Set Up Field Level Authorizations in Reference Data Center

Owned by Pamela Totas (Deactivated)
Last updated: Aug 24, 2023
3 min read

Field Level authorizations are generated by the Reference Data Center engine when a user edits or overrides a value for a field that is configured as Authorization Required. The purpose of field level authorization is that if a data field is considered of high importance, and if a user attempts to alter an existing value, the request is placed temporarily (change is not updated to the master record) until another user with appropriate credentials authorizes the request.

Notifications for pending field level authorizations are displayed as an exception on the Security Summary screen within the Reference Desk.  Once you highlight a particular security in the Security pane, the Exception pane lists the pending authorization with the error message indicating Authorization Required along with the field name and date.

Field Level Authorization Workflow

When you manually override a history record of a field (for which authorization is enabled), a pending authorization is generated for that field, for that security, and for the selected effective date. In addition, the system sets the release level of that security to incomplete. It is important to note that the security release level is updated (to incomplete status level) only if the most recent history record is edited. If a non-recent history record is updated, a pending authorization is generated for that effective date but the security's release level is not changed. The reason for this is because the release level is always based on the most current definition of a security's history (most recent history date). If the security is already fully released (or Complete), it indicates that the most recent history is free of exceptions and pending authorizations. Therefore, only an override to the most recent history record creates a pending override and resets the security's release level to incomplete  whereas overrides to a non-recent history record only generate a pending authorization for that date.

Configure Field Level Authorization

Reference Data Center allows you to configure Field Level authorization in two ways: 1. Using the Reference Data Fields Settings. 2. Using the Data Strategies settings.

Set Up Field Level Authorization in Reference Data Field Settings

You can configure field level authorization from the Reference Data Field Settings menu.

To set up field level authorization:

  1. In Reference Data Center, from the left navigation, select Setup > Metadata > Reference Data Field Settings.
    You see the Reference Data Field Settings with the available list of fields.

  2. Select the field for which you want to generate authorization from the list of the fields.

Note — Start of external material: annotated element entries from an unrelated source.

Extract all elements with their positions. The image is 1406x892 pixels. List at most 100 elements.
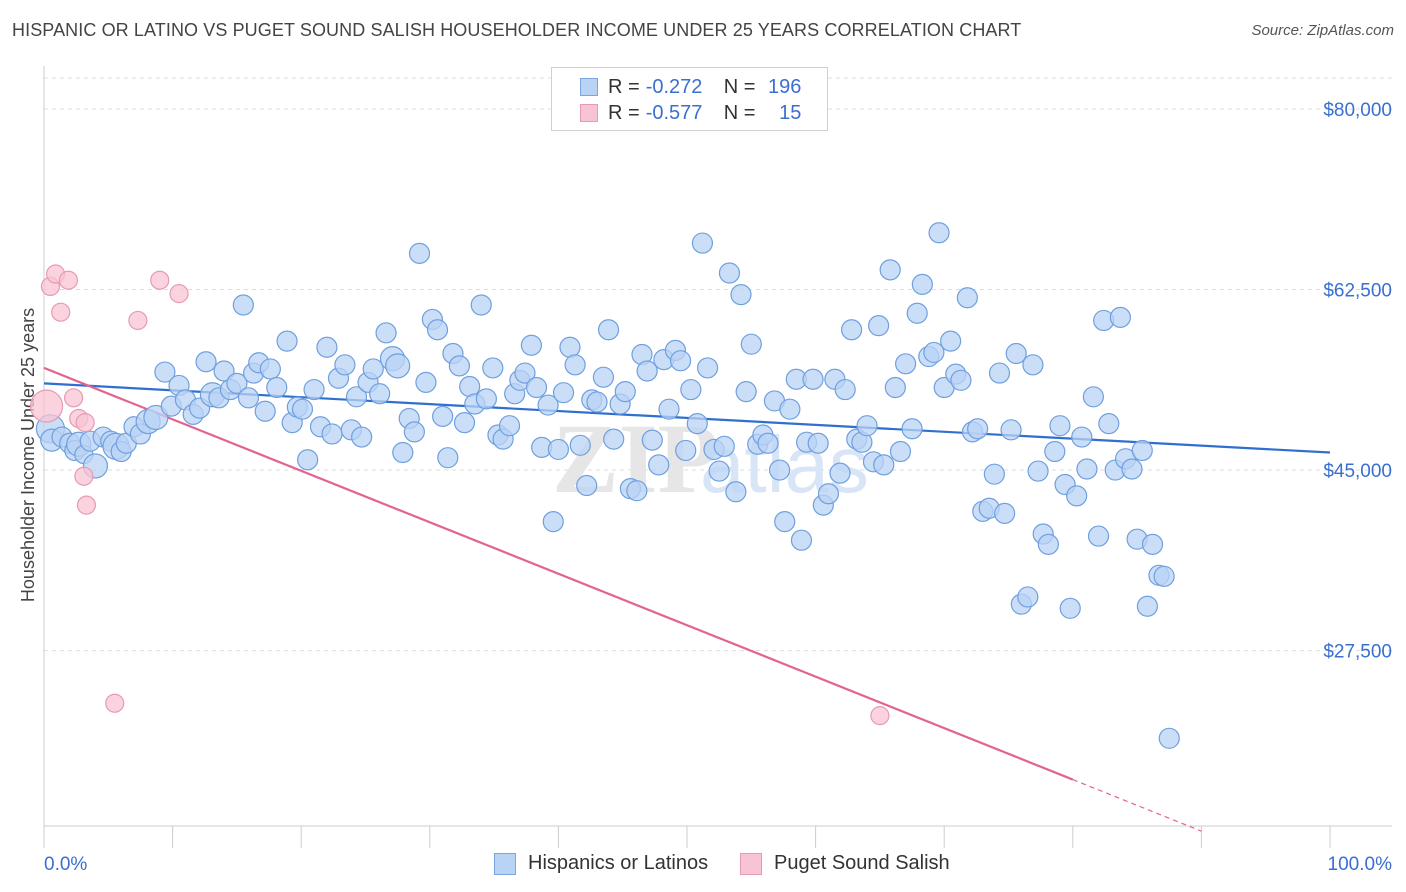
- hispanics-point: [950, 369, 972, 391]
- hispanics-point: [334, 354, 356, 376]
- n-label: N =: [723, 75, 756, 98]
- puget-point: [76, 495, 97, 515]
- hispanics-point: [552, 382, 575, 404]
- hispanics-point: [143, 404, 169, 431]
- hispanics-point: [911, 273, 933, 295]
- hispanics-point: [779, 398, 801, 420]
- hispanics-point: [542, 511, 564, 533]
- hispanics-point: [879, 259, 901, 281]
- y-tick-labels: $27,500 $45,000 $62,500 $80,000: [1323, 100, 1392, 663]
- puget-point: [150, 270, 170, 290]
- hispanics-point: [564, 354, 586, 376]
- hispanics-point: [559, 336, 581, 358]
- hispanics-point: [841, 319, 863, 341]
- puget-point: [58, 270, 79, 290]
- hispanics-point: [718, 262, 741, 284]
- hispanics-point: [369, 383, 391, 405]
- hispanics-point: [276, 330, 298, 352]
- hispanics-point: [884, 376, 906, 399]
- hispanics-point: [195, 351, 217, 373]
- y-tick-label: $62,500: [1323, 281, 1392, 302]
- puget-point: [63, 388, 84, 408]
- hispanics-point: [226, 372, 248, 394]
- hispanics-point: [297, 449, 319, 471]
- hispanics-point: [259, 358, 281, 380]
- r-value-hispanics: -0.272: [645, 75, 703, 98]
- hispanics-point: [482, 357, 504, 379]
- hispanics-point: [1141, 533, 1164, 555]
- legend-item-hispanics[interactable]: Hispanics or Latinos: [494, 852, 708, 875]
- hispanics-point: [641, 429, 663, 451]
- hispanics-point: [316, 336, 338, 358]
- hispanics-point: [691, 232, 714, 254]
- hispanics-point: [213, 360, 235, 382]
- hispanics-point: [696, 357, 719, 379]
- trend-line-puget-extension: [1072, 779, 1202, 832]
- hispanics-point: [392, 441, 414, 464]
- hispanics-point: [266, 376, 288, 399]
- hispanics-point: [603, 428, 625, 450]
- r-label: R =: [608, 101, 640, 124]
- hispanics-point: [1022, 354, 1044, 376]
- hispanics-point: [768, 459, 791, 481]
- hispanics-point: [648, 454, 670, 476]
- hispanics-point: [1076, 458, 1098, 480]
- hispanics-point: [437, 447, 459, 469]
- n-value-puget: 15: [779, 101, 802, 124]
- hispanics-point: [940, 330, 962, 352]
- legend-swatch-pink: [740, 852, 762, 875]
- r-value-puget: -0.577: [645, 101, 703, 124]
- hispanics-point: [889, 440, 912, 463]
- hispanics-point: [817, 483, 840, 505]
- hispanics-point: [1109, 306, 1131, 328]
- legend-item-puget[interactable]: Puget Sound Salish: [740, 852, 950, 875]
- hispanics-point: [1098, 413, 1120, 435]
- hispanics-point: [232, 294, 254, 316]
- series-puget-points: [29, 264, 890, 726]
- puget-point: [105, 693, 125, 713]
- hispanics-point: [321, 423, 343, 445]
- y-tick-label: $80,000: [1323, 100, 1392, 121]
- hispanics-point: [873, 454, 895, 476]
- hispanics-point: [1158, 727, 1180, 749]
- hispanics-point: [956, 287, 978, 309]
- hispanics-point: [453, 411, 476, 434]
- hispanics-point: [669, 350, 692, 372]
- hispanics-point: [708, 460, 730, 482]
- hispanics-point: [537, 394, 559, 416]
- legend-label-puget: Puget Sound Salish: [774, 852, 950, 874]
- legend-row-puget: R = -0.577 N = 15: [580, 101, 801, 125]
- hispanics-point: [592, 366, 615, 388]
- hispanics-point: [988, 362, 1011, 384]
- hispanics-point: [569, 434, 591, 456]
- hispanics-point: [713, 435, 735, 457]
- hispanics-point: [834, 378, 856, 401]
- hispanics-point: [1121, 458, 1143, 480]
- hispanics-point: [1037, 533, 1059, 555]
- hispanics-point: [375, 322, 397, 344]
- r-label: R =: [608, 75, 640, 98]
- hispanics-point: [1082, 386, 1104, 408]
- hispanics-point: [983, 463, 1005, 485]
- hispanics-point: [614, 381, 636, 403]
- hispanics-point: [459, 375, 481, 398]
- hispanics-point: [385, 353, 411, 379]
- hispanics-point: [680, 378, 702, 401]
- hispanics-point: [757, 432, 779, 454]
- puget-point: [29, 389, 64, 423]
- hispanics-point: [408, 242, 431, 264]
- puget-point: [75, 412, 95, 433]
- source-credit: Source: ZipAtlas.com: [1251, 22, 1394, 39]
- hispanics-point: [636, 360, 658, 382]
- hispanics-point: [1087, 525, 1110, 547]
- hispanics-point: [675, 439, 697, 462]
- hispanics-point: [906, 302, 928, 324]
- hispanics-point: [520, 334, 542, 356]
- puget-point: [51, 302, 71, 322]
- hispanics-point: [154, 361, 176, 383]
- puget-point: [870, 706, 890, 726]
- trend-line-puget: [43, 366, 1074, 781]
- hispanics-point: [735, 381, 757, 403]
- hispanics-point: [576, 474, 598, 497]
- hispanics-point: [303, 378, 325, 401]
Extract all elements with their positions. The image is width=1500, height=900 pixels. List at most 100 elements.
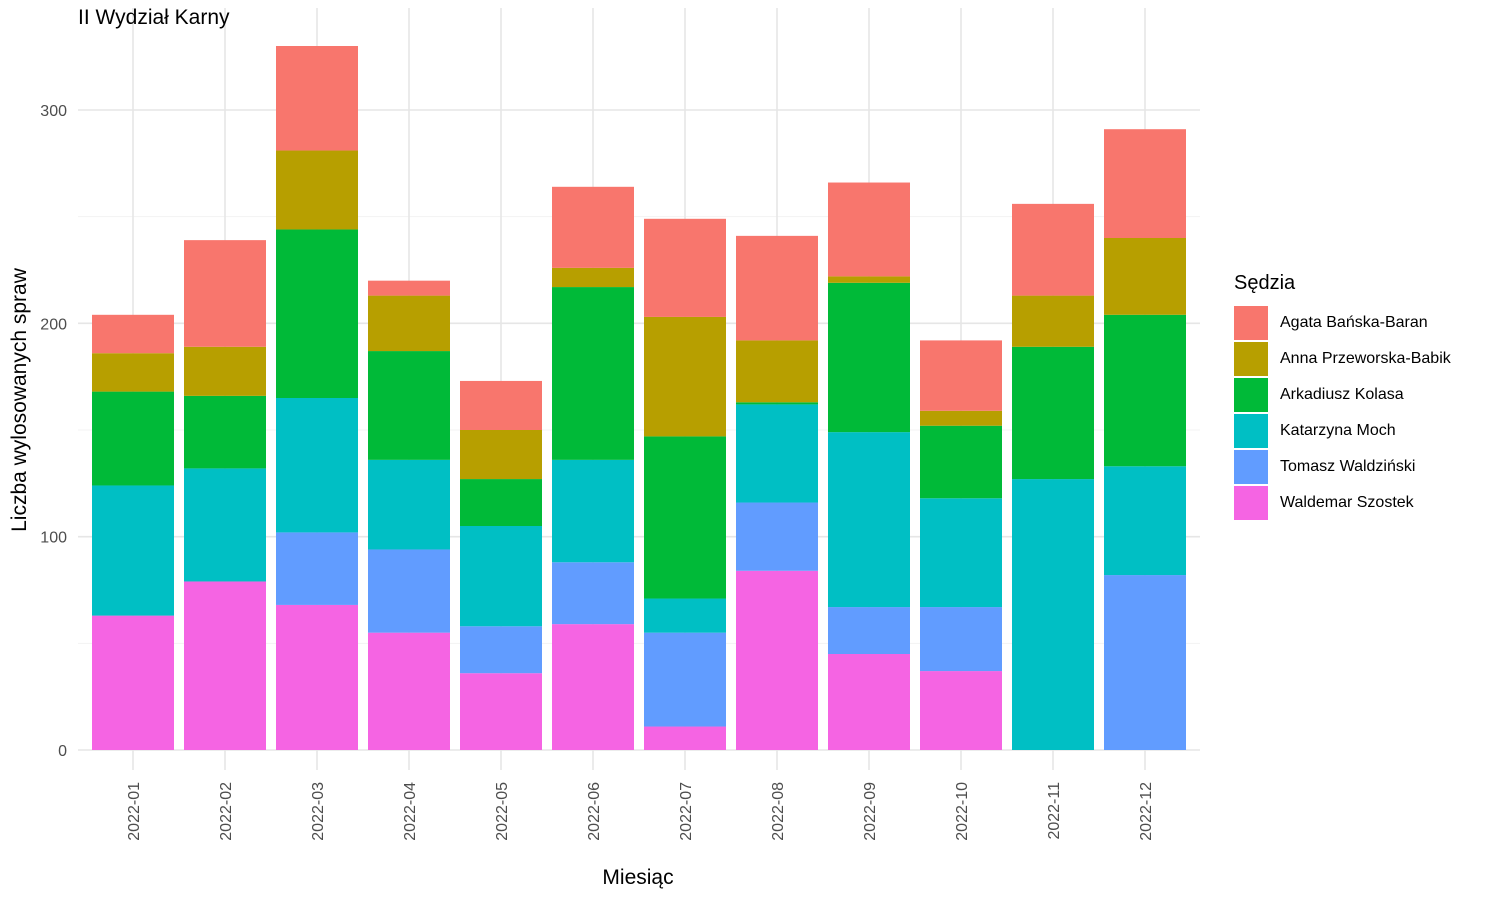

  3. On the Home tab, in the Manage group, click Edit. Or, double-click the field.
    You see the Edit wizard.

  4. Select the Authorization Needed check box to generate the pending authorization request.
    When you edit/override the field value, the system does not append the field value to the master record until someone else authorizes the change. And also the system sets the entity's release level status to incomplete.  

  5. Click Save & Close to save the changes.

Set Up Field Level Authorization in Data Strategy Settings

Reference Data Strategies support changes to field level settings to allow configuration differences of the same field.

To set up field level authorization:

  1. In Reference Data Center, from the left navigation, select Setup > Data Strategies. 
    You see the Data Strategies workspace with the available list of data strategies.

  2. Select the data strategy in which the field you want to generate authorization resides.

  3. On the Home tab, in the Manage group, click Edit. Or, double-click the field.
    You see the Edit Data Strategy wizard. 

  4. Select the Fields tab.
    You see the Field Settings page with the available list of Fields groups with their respective fields.

  5. Select the Authorization Needed check box corresponding to the field for which you want to generate the pending authorization request.
    When you edit/override the field value, the system does not append the field value to the master record until someone else authorizes the change. And also the system sets the security's release level status to incomplete.  

  6. Click Save & Close to save the changes.